Koordination mit Pedalkraft


Drei gegen drei nach Feierabend. Bikepolo ist der Gegenentwurf zu weiten, teuren Reisen auf steile, hohe Berge. Der Funsport ist schnell erlernbar, kostengünstig und spontan vor fast jeder Haustür möglich. Und sorgt für einen frischen Anstrich auf den versiegelten Flächen der Stadt.


Die Restsonne liegt schwer über dem Hafen von Kiel und hüllt die Stadt in ein glänzend-orangerotes Licht. Gestresste Büromenschen und abgekämpfte Hafenarbeiter hetzen mit Höchstgeschwindigkeit Richtung Feierabend, während die Laptop-im-Café-Fraktion dazu nur lässig am Karamell-Crème-Vanilla-Frappuccino nippt. Es ist ein schöner, lauer Abend, wahrscheinlich einer der letzten warmen Abende des Jahres. Und trotzdem haben sich nahezu alle Fußgänger von Kopf bis Fuß in ein Ensemble verschiedenster Grautöne eingeschnürt. Anscheinend aufgrund dessen, dass der Kalender schon so langsam Herbst anzeigt. Ich richte meinen Blick schnell zurück aufs Wasser. Bei all dem Trott und Alltagsstress wäre es doch mal wieder Zeit für ein wenig frischen Wind an der See.

Den viel zu langen Rotschaltungen sei Dank, hatte mich vor einigen Tagen ein Aufkleber an einem Ampelpfahl darauf aufmerksam gemacht, dass in der maritimen Metropole eine Untergrundbewegung aktiv ist.
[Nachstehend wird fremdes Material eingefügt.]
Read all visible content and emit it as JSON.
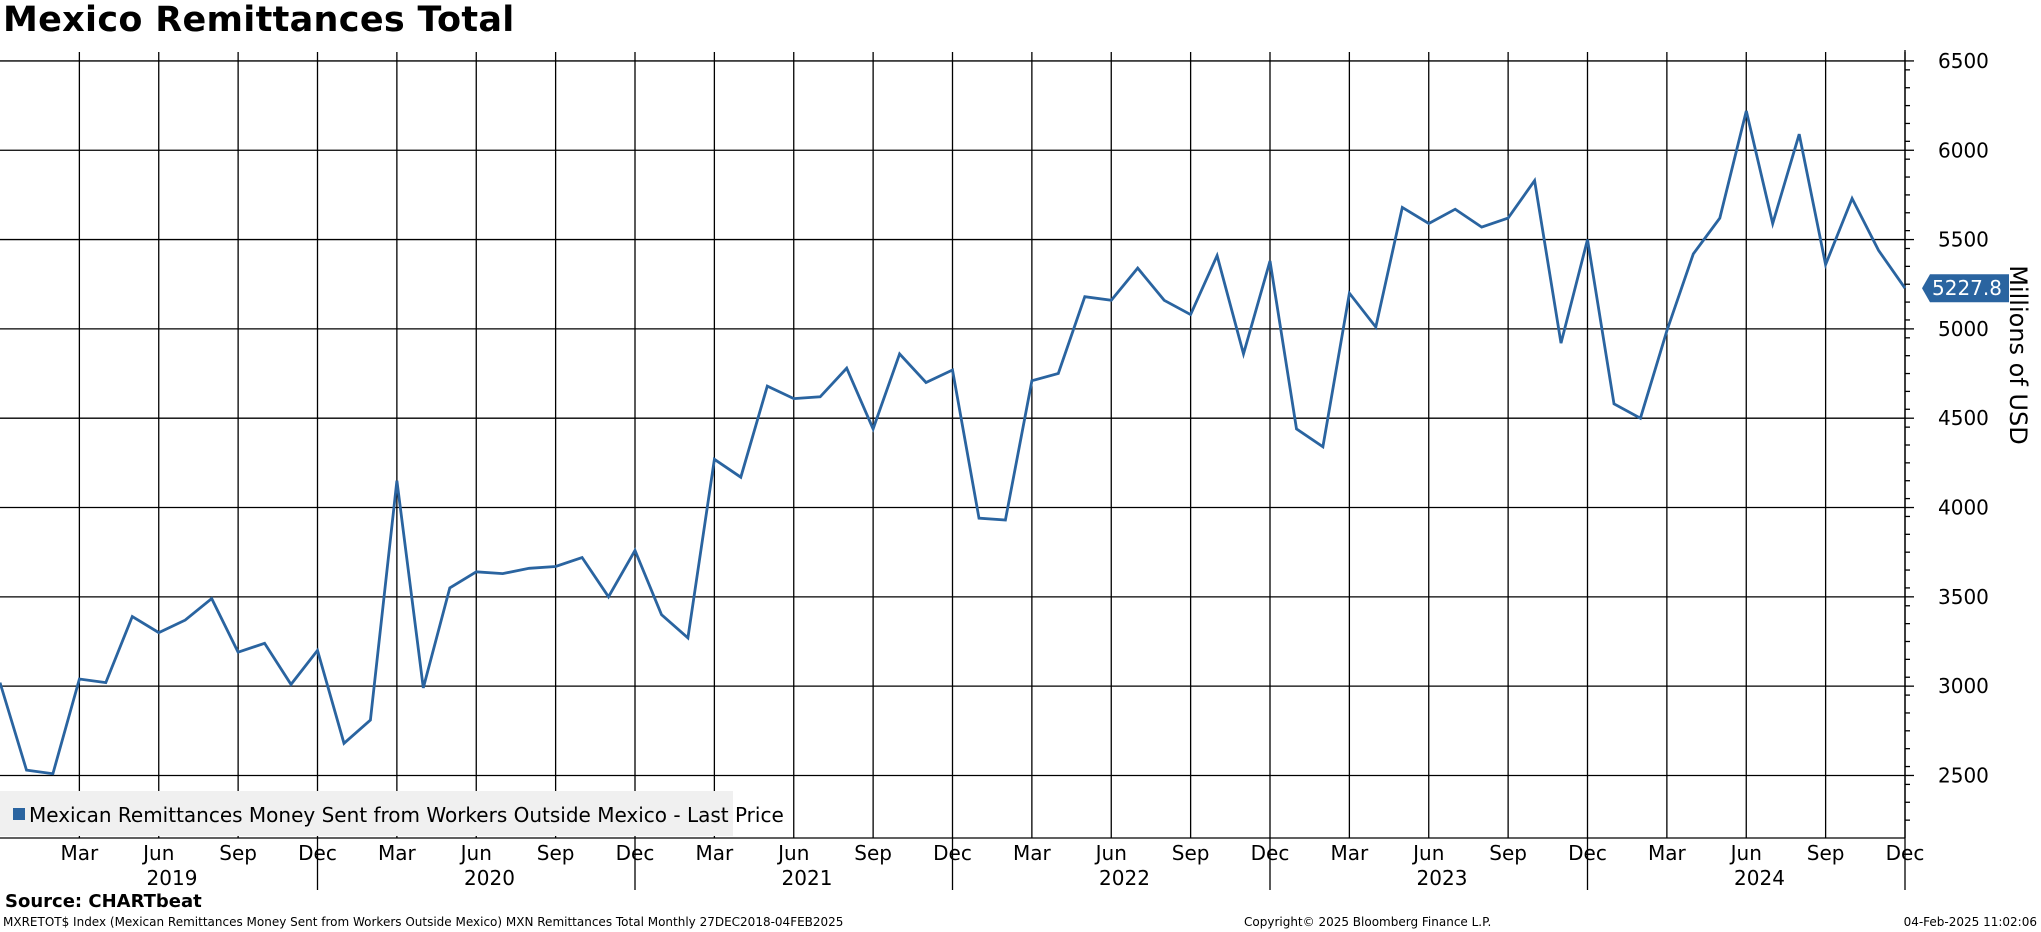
{
  "title": "Mexico Remittances Total",
  "source": "Source: CHARTbeat",
  "footer": {
    "left": "MXRETOT$ Index (Mexican Remittances Money Sent from Workers Outside Mexico) MXN Remittances Total  Monthly 27DEC2018-04FEB2025",
    "middle": "Copyright© 2025 Bloomberg Finance L.P.",
    "right": "04-Feb-2025 11:02:06"
  },
  "colors": {
    "series": "#2a64a0",
    "legend_bg": "#f0f0f0"
  },
  "chart_data": {
    "type": "line",
    "title": "Mexico Remittances Total",
    "ylabel": "Millions of USD",
    "ylim": [
      2150,
      6550
    ],
    "yticks": [
      2500,
      3000,
      3500,
      4000,
      4500,
      5000,
      5500,
      6000,
      6500
    ],
    "x_start": "2018-12",
    "x_end": "2024-12",
    "month_ticks": [
      "Mar",
      "Jun",
      "Sep",
      "Dec",
      "Mar",
      "Jun",
      "Sep",
      "Dec",
      "Mar",
      "Jun",
      "Sep",
      "Dec",
      "Mar",
      "Jun",
      "Sep",
      "Dec",
      "Mar",
      "Jun",
      "Sep",
      "Dec",
      "Mar",
      "Jun",
      "Sep",
      "Dec"
    ],
    "year_labels": [
      "2019",
      "2020",
      "2021",
      "2022",
      "2023",
      "2024"
    ],
    "grid": true,
    "legend_position": "bottom-left",
    "series": [
      {
        "name": "Mexican Remittances Money Sent from Workers Outside Mexico - Last Price",
        "last_value_label": "5227.8",
        "x": [
          "2018-12",
          "2019-01",
          "2019-02",
          "2019-03",
          "2019-04",
          "2019-05",
          "2019-06",
          "2019-07",
          "2019-08",
          "2019-09",
          "2019-10",
          "2019-11",
          "2019-12",
          "2020-01",
          "2020-02",
          "2020-03",
          "2020-04",
          "2020-05",
          "2020-06",
          "2020-07",
          "2020-08",
          "2020-09",
          "2020-10",
          "2020-11",
          "2020-12",
          "2021-01",
          "2021-02",
          "2021-03",
          "2021-04",
          "2021-05",
          "2021-06",
          "2021-07",
          "2021-08",
          "2021-09",
          "2021-10",
          "2021-11",
          "2021-12",
          "2022-01",
          "2022-02",
          "2022-03",
          "2022-04",
          "2022-05",
          "2022-06",
          "2022-07",
          "2022-08",
          "2022-09",
          "2022-10",
          "2022-11",
          "2022-12",
          "2023-01",
          "2023-02",
          "2023-03",
          "2023-04",
          "2023-05",
          "2023-06",
          "2023-07",
          "2023-08",
          "2023-09",
          "2023-10",
          "2023-11",
          "2023-12",
          "2024-01",
          "2024-02",
          "2024-03",
          "2024-04",
          "2024-05",
          "2024-06",
          "2024-07",
          "2024-08",
          "2024-09",
          "2024-10",
          "2024-11",
          "2024-12"
        ],
        "values": [
          3020,
          2530,
          2510,
          3040,
          3020,
          3390,
          3300,
          3370,
          3490,
          3190,
          3240,
          3010,
          3200,
          2680,
          2810,
          4150,
          2990,
          3550,
          3640,
          3630,
          3660,
          3670,
          3720,
          3500,
          3760,
          3400,
          3270,
          4270,
          4170,
          4680,
          4610,
          4620,
          4780,
          4440,
          4860,
          4700,
          4770,
          3940,
          3930,
          4710,
          4750,
          5180,
          5160,
          5340,
          5160,
          5080,
          5410,
          4860,
          5380,
          4440,
          4340,
          5200,
          5010,
          5680,
          5590,
          5670,
          5570,
          5620,
          5830,
          4920,
          5500,
          4580,
          4500,
          4990,
          5420,
          5620,
          6220,
          5590,
          6090,
          5360,
          5730,
          5440,
          5227.8
        ]
      }
    ]
  }
}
Rebellen gegen das Establishment, gegen Normen und Konventionen, vor allem aber gegen die herkömmlichen Formen des Radfahrens. KFX – Kiel Fixed ausgesprochen, wenn man cool genug ist. Gezielte Recherchen in der heimischen Mühle ergaben, dass sich die Truppe nach ihren Ausritten auf dem Fixed Gear einer noch weitaus exotischeren -Beschäftigung hingibt: Polo. Ohne Pferd, mit dem Fahrrad, und überall dort, wo der Ort gerade günstig erscheint. Ein Lichtstrahl im dunklen Raum zwischen Herbstdepression, Langeweile und Eintönigkeit? Sicherlich kein schlechter Anfang. Zeit für mich, den Jungs mal einen Besuch abzustatten. Ich betrete den Parkplatz eines der großen Schiffsterminals.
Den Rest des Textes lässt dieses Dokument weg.